Creen, ilusos e ignorantes, que han humillado a José Antonio, que lo han vencido. Nada más lejos. Se han humillado a sí mismos. Remover muertos, como orinar sobre cadáveres, esa costumbre que tenían las izquierdas, no daña al muerto, tan solo arruina el corazón del que lo hace, del que lo permite, del que lo celebra, y causa un dolor gratuito en los familiares del difunto, y en toda la gente de bien. El cainismo español se empeña en demostrarnos otra vez que no es un error o un desvarío, sino una enfermedad del alma.
Gracias a los últimos líderes socialistas, y por supuesto gracias a los primeros, un día habrá que escribir una ética sobre cadáveres. Y no será por proteger a los muertos, sino para poner a los vivos frente a su espejo. Son ellos los vulnerables. El reino de Cristo es el Cielo. El reino de Satanás es la tierra. El muerto ya disfruta o padece la eternidad. Quien zahiere su corazón al asaltar un cadáver es el que lo hace, que sigue vivo en la tierra. De algún modo, el mal se queda en el mundo, donde aún los demonios pueden ganar almas para su guerra sucia de la condena eterna.
Y es que hay algo demoníaco y terrible en el acoso a un cadáver. Solo el hombre es capaz de embrutecerse más que los animales. La jauría oficial del Consejo de Ministros desenterrando esqueletos de enemigos de otro siglo, y quienes les precedieron, retirando placas y monumentos, es a ratos la de los críos enloquecidos de los peores instintos de El Señor de las Moscas persiguiendo al buen Ralph para darle muerte, injusta y enloquecida muerte. A propósito: primero se intentó humillar a media España pisoteando sus símbolos, retirando calles, cambiando de nombre hospitales y estaciones de tren, y dinamitando estatuas y cruces; después, claro, de los símbolos se pasó a lo personal, y se profanaron tumbas. Quienes en la derecha boquiangosta creyeron que la riada no se llevaría por delante más que un par de estatuas ecuestres de Franco, se equivocaron, como siempre, como toda la vida, como mañana.
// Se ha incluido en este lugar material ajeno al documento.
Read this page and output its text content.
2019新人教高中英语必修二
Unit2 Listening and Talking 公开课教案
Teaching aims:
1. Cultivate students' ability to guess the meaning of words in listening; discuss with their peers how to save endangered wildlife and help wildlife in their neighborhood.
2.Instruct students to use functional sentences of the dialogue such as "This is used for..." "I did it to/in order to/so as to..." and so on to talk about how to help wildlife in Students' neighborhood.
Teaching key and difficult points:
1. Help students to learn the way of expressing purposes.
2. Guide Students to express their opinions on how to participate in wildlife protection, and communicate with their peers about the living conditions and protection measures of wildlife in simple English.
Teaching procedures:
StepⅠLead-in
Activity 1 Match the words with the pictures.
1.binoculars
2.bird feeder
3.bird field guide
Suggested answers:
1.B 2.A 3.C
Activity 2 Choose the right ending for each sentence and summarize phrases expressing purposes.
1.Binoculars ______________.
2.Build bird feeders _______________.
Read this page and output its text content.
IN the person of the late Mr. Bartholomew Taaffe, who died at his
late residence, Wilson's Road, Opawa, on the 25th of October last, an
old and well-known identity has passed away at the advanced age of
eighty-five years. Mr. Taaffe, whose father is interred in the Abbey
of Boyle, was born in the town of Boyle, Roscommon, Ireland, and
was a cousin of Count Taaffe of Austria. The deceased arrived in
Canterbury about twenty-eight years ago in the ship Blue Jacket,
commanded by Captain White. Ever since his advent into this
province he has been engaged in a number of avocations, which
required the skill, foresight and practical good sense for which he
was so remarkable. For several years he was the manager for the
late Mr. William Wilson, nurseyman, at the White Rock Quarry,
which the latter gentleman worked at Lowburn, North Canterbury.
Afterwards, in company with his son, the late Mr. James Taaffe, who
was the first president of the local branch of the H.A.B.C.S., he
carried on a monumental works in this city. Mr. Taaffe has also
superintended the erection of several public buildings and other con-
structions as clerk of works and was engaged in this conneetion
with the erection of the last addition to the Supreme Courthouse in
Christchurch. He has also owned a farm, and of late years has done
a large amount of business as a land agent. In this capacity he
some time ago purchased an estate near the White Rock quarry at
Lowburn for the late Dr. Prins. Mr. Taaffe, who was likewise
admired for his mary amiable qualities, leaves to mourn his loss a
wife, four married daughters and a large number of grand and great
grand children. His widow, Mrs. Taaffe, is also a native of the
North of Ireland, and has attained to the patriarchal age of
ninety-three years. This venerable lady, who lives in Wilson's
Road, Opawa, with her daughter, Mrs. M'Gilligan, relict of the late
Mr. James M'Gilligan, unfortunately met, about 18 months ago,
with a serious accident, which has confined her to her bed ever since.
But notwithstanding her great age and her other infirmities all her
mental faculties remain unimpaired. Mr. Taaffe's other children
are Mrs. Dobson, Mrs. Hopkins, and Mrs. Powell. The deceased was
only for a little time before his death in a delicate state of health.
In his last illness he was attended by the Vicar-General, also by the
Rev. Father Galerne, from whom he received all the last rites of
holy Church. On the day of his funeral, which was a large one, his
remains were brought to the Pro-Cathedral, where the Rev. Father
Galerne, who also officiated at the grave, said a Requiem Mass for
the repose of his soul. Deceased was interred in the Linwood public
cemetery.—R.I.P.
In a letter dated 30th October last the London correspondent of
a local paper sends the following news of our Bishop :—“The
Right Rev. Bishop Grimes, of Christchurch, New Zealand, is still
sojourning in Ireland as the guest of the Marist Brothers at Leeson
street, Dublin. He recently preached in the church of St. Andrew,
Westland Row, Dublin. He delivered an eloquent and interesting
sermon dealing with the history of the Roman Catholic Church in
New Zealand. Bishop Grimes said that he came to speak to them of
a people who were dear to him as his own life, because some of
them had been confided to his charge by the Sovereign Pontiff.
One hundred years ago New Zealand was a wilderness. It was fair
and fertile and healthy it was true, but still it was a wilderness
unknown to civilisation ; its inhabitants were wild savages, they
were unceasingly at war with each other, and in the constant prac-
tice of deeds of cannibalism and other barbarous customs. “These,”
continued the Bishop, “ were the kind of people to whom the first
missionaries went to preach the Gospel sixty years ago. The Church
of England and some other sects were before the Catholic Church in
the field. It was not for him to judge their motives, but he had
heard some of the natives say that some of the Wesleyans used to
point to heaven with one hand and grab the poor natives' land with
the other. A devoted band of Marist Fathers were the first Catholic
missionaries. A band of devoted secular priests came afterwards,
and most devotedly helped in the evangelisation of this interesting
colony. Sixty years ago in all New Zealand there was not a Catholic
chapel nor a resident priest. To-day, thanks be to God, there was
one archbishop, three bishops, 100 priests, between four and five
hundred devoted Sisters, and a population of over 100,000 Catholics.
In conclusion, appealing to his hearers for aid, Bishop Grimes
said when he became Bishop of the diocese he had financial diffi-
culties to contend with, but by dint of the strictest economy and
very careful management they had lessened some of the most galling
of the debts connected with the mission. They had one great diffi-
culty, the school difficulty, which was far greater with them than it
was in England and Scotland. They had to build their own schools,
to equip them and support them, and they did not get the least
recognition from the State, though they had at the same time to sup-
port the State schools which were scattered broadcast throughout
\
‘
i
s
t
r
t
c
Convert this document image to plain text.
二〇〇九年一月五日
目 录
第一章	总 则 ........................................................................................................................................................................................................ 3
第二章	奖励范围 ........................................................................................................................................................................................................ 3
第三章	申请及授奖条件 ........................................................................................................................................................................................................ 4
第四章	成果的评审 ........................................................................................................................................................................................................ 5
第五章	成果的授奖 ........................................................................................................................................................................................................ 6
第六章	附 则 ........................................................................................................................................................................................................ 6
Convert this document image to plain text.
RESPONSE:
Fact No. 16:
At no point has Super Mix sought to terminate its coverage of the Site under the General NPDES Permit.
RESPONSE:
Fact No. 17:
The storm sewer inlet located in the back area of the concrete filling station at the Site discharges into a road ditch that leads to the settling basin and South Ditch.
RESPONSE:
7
Debería hacernos reflexionar. En nuestro país, ya ni los muertos pueden yacer en paz. Peor aún. Sólo algunos muertos: porque son los hombres buenos los que no pueden descansar. No pudo Miguel Ángel Blanco, asesinado por las ratas terroristas y profanada su tumba, y no puede José Antonio, que murió perdonando, que murió deseando ser la última víctima de la contienda, que murió asesinado por los mismos que ahora pretenden rematarlo, y ni siquiera saben por qué, si bien están seguros de que eso les servirá para esgrimir una cierta polvareda guerracivilista y mantener la tensión de cara a las elecciones. Ni siquiera para profanar una tumba son capaces de tener una razón que, aunque mezquina y equivocada, al menos sirva para teorizar su ignominia. Matan moscas con el rabo.
Si algún socialista se siente reconfortado por el pateo a los huesos del muerto José Antonio, si alguno siente que ahora sí su vida es mejor, conozco un psicólogo que lo puede arreglar, si bien sería más eficaz un exorcista.
Supongo que las últimas horas de la vida de un hombre que va a ser ejecutado son las de la verdad. Quien odia, muere rechinando los dientes. Quien ama, abraza la misma cruz que detesta. A José Antonio no le prepararon una ejecución, sino un largo tormento, por puro divertimento de la misma izquierda que jugaba a decorar calles con los cadáveres de sacerdotes y religiosos. A él aún le pidieron que gritara a favor de la República, ya baleado, justo antes del tiro de gracia. Pero de su boca no salió traición alguna a sus ideas, sino un último aliento para exclamar con temple y firmeza «Arriba España«.
«En la soledad de su celda de Alicante, rodeado por un mar de odio, tuvo el pulso sereno para escribir las cartas llenas de serena conformidad y aliento», escribió Foxá de José Antonio, «nosotros no lo olvidaremos nunca. Pasarán los años; cambiarán las ideas, es posible que haya nuevas fórmulas políticas. Pero yo guardo avaramente, para mi vejez, estas palabras que me llenan de orgullo y que nadie podrá arrebatarme: yo fui amigo de José Antonio«. Porque era, después de todo, y lo supieron hasta sus enemigos, un hombre de nobleza, de corazón, de verdad, de bondad. El tipo de persona que hace vomitar al diablo.